United and Continental join, making world’s largest airlines

By Joshua Freed, AP
Friday, October 1, 2010

United, Continental complete combination

United and Continental closed the deal on Friday that will create the world’s biggest airline, although it will be months before it looks that way to travelers.

By early 2012, travelers will see a combined airline called United Airlines, with Continental’s blue and gold colors and globe logo on the tail.

Between now and then, the new company, United Continental Holdings Inc., will run the two as separate operations, with each airline’s customers checking in at Continental or United websites and airport counters. Their frequent flier programs will stay separate for now too.

The company said travelers should begin to see a more unified brand in the spring.

Will they see higher fares too?

Rick Seaney, CEO of FareCompare.com, said the economy will hold down prices in the short run. Eventually, he expects reduced competition to lead to higher fares — the result of Delta’s takeover of Northwest, Continental’s disappearance, and Southwest’s pending purchase of AirTran.

“If you take two carriers out, and a third pretty soon, prices are likely to go up,” he said.

Airline pricing is notoriously fickle. Fares can rise on one route while falling on another due to competition, the economy and fuel prices.

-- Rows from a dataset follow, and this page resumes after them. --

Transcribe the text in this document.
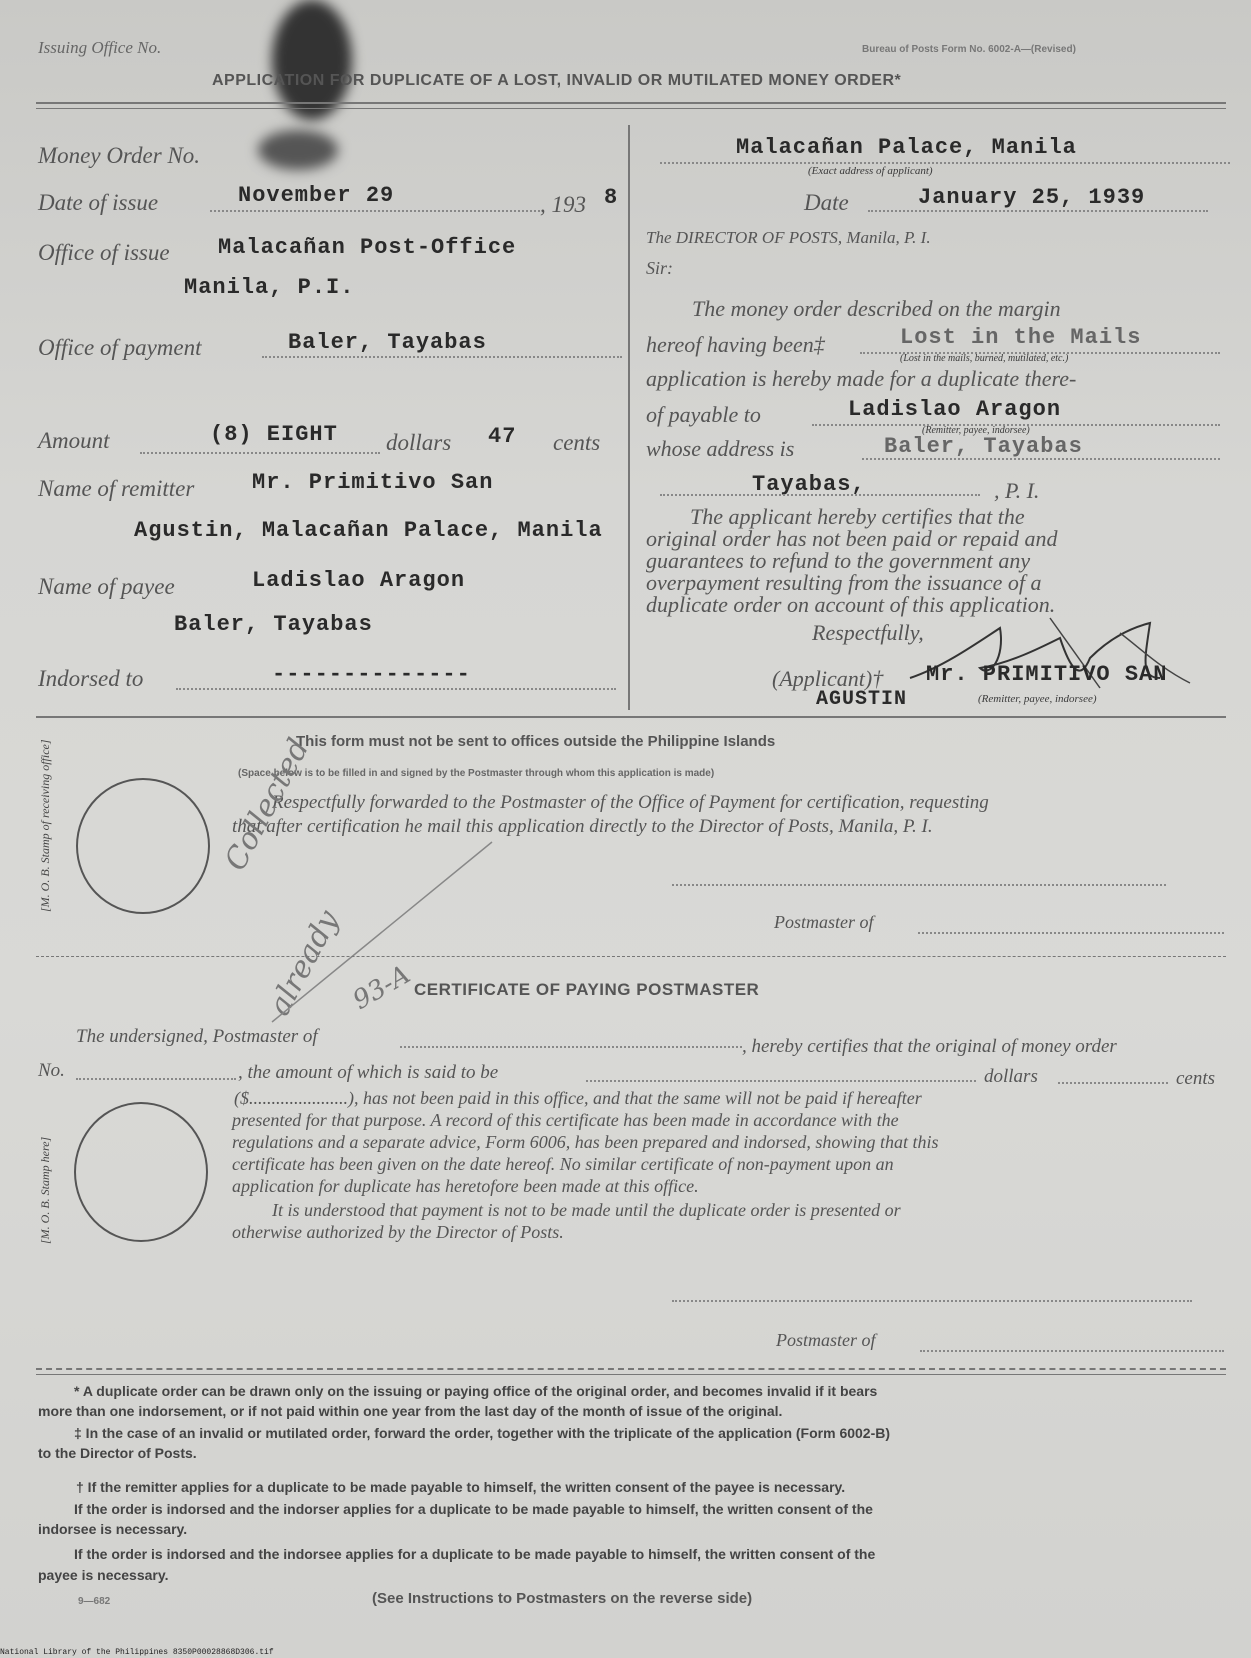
Issuing Office No.	Bureau of Posts Form No. 6002-A—(Revised)
APPLICATION FOR DUPLICATE OF A LOST, INVALID OR MUTILATED MONEY ORDER*
Money Order No.
Date of issue	November 29	, 193 8
Office of issue Malacañan Post-Office
Manila, P.I.
Office of payment	Baler, Tayabas
Amount	(8) EIGHT dollars 47 cents
Name of remitter	Mr. Primitivo San
Agustin, Malacañan Palace, Manila
Name of payee	Ladislao Aragon
Baler, Tayabas
Indorsed to	--------------
Malacañan Palace, Manila
(Exact address of applicant)
Date	January 25, 1939
The DIRECTOR OF POSTS, Manila, P. I.
Sir:
The money order described on the margin
hereof having been‡	Lost in the Mails
(Lost in the mails, burned, mutilated, etc.)
application is hereby made for a duplicate there-
of payable to	Ladislao Aragon
(Remitter, payee, indorsee)
whose address is	Baler, Tayabas
Tayabas,	, P. I.
The applicant hereby certifies that the
original order has not been paid or repaid and
guarantees to refund to the government any
overpayment resulting from the issuance of a
duplicate order on account of this application.
Respectfully,
(Applicant)† Mr. PRIMITIVO SAN
AGUSTIN	(Remitter, payee, indorsee)
This form must not be sent to offices outside the Philippine Islands
(Space below is to be filled in and signed by the Postmaster through whom this application is made)
[M. O. B. Stamp of receiving office]	Respectfully forwarded to the Postmaster of the Office of Payment for certification, requesting
that after certification he mail this application directly to the Director of Posts, Manila, P. I.
Postmaster of
Collected
already 93-A
CERTIFICATE OF PAYING POSTMASTER
The undersigned, Postmaster of	, hereby certifies that the original of money order
No.	, the amount of which is said to be	dollars	cents
[M. O. B. Stamp here]
($......................), has not been paid in this office, and that the same will not be paid if hereafter
presented for that purpose. A record of this certificate has been made in accordance with the
regulations and a separate advice, Form 6006, has been prepared and indorsed, showing that this
certificate has been given on the date hereof. No similar certificate of non-payment upon an
application for duplicate has heretofore been made at this office.
It is understood that payment is not to be made until the duplicate order is presented or
otherwise authorized by the Director of Posts.
Postmaster of
* A duplicate order can be drawn only on the issuing or paying office of the original order, and becomes invalid if it bears
more than one indorsement, or if not paid within one year from the last day of the month of issue of the original.
‡ In the case of an invalid or mutilated order, forward the order, together with the triplicate of the application (Form 6002-B)
to the Director of Posts.
† If the remitter applies for a duplicate to be made payable to himself, the written consent of the payee is necessary.
If the order is indorsed and the indorser applies for a duplicate to be made payable to himself, the written consent of the
indorsee is necessary.
If the order is indorsed and the indorsee applies for a duplicate to be made payable to himself, the written consent of the
payee is necessary.
(See Instructions to Postmasters on the reverse side)
9—682
National Library of the Philippines 8350P00028868D306.tif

Then there are the different types of tickets. Bob Harrell, an aviation and travel consultant in New York, said business fares — high-priced, last-minute tickets — will rise now as the overall economy improves. Airlines will have less success raising leisure fares, he said, because consumers worried about jobs and home values will wait for sales.

Mergers don’t automatically lead to higher fares. Airlines are collecting less in fares per mile on domestic flights than they were before Delta Air Lines Inc. bought Northwest in 2008, thanks to the recession and competition from low-fare carriers. They have offset weak fares by raising billions from add-on fees for checking baggage and changing flights.

The U.S. had at least five major international airlines before Delta bought Northwest. Now it has three dominant international airlines — United Continental, Delta, and AMR Corp.’s American — and a big domestic hauler, Southwest Airlines Co.

United and Continental together carried 8.7 percent more traffic than Delta through August of this year. The combined airline would have about 5,800 daily departures, versus Delta’s 5,715.

United Continental hopes its larger route map will attract more corporate travelers.

“We believe we’ll be able to increase the mix of business travelers because we can go to corporations and offer them a very compelling proposition of flying on a single carrier,” United Continental CEO Jeffery A. Smisek said on a conference call Friday. Business travelers in a hurry favor nonstops over changing planes or taking two separate airlines.

Smisek spoke from United’s headquarters in Chicago, where the new company is based. The airline will be closing Continental’s headquarters and operations center in Houston, but Smisek declined to discuss job cuts.

The company expects up to $1.2 billion in combined new revenue and cost savings by 2013, much of it in new sales as a larger network attracts new passengers.

J.P. Morgan analyst Jamie Baker wrote in a note that he is “doubtful” of the company’s projections. He wrote that Delta management claimed $1.5 billion in similar gains from the Northwest deal, but its margins have only been on par with the rest of the industry.

Baker expects $400 million in extra labor costs at United Continental as it integrates two unionized work forces.

Smisek said it will take at least a year to get a single operating certificate from the Federal Aviation Administration. He wants joint union contracts with all of the airline’s workers by then.

That could be tough. United and Continental pilots are in the same union but have very different limits on the size of planes flown by regional partners. Flight attendants and ground workers are in different unions.

Shares under the new ticker “UAL” rose $1.11, or 4.6 percent, to $24.75 in afternoon trading. The old UAL Corp. and Continental Airlines Inc. shares had their last day on Thursday.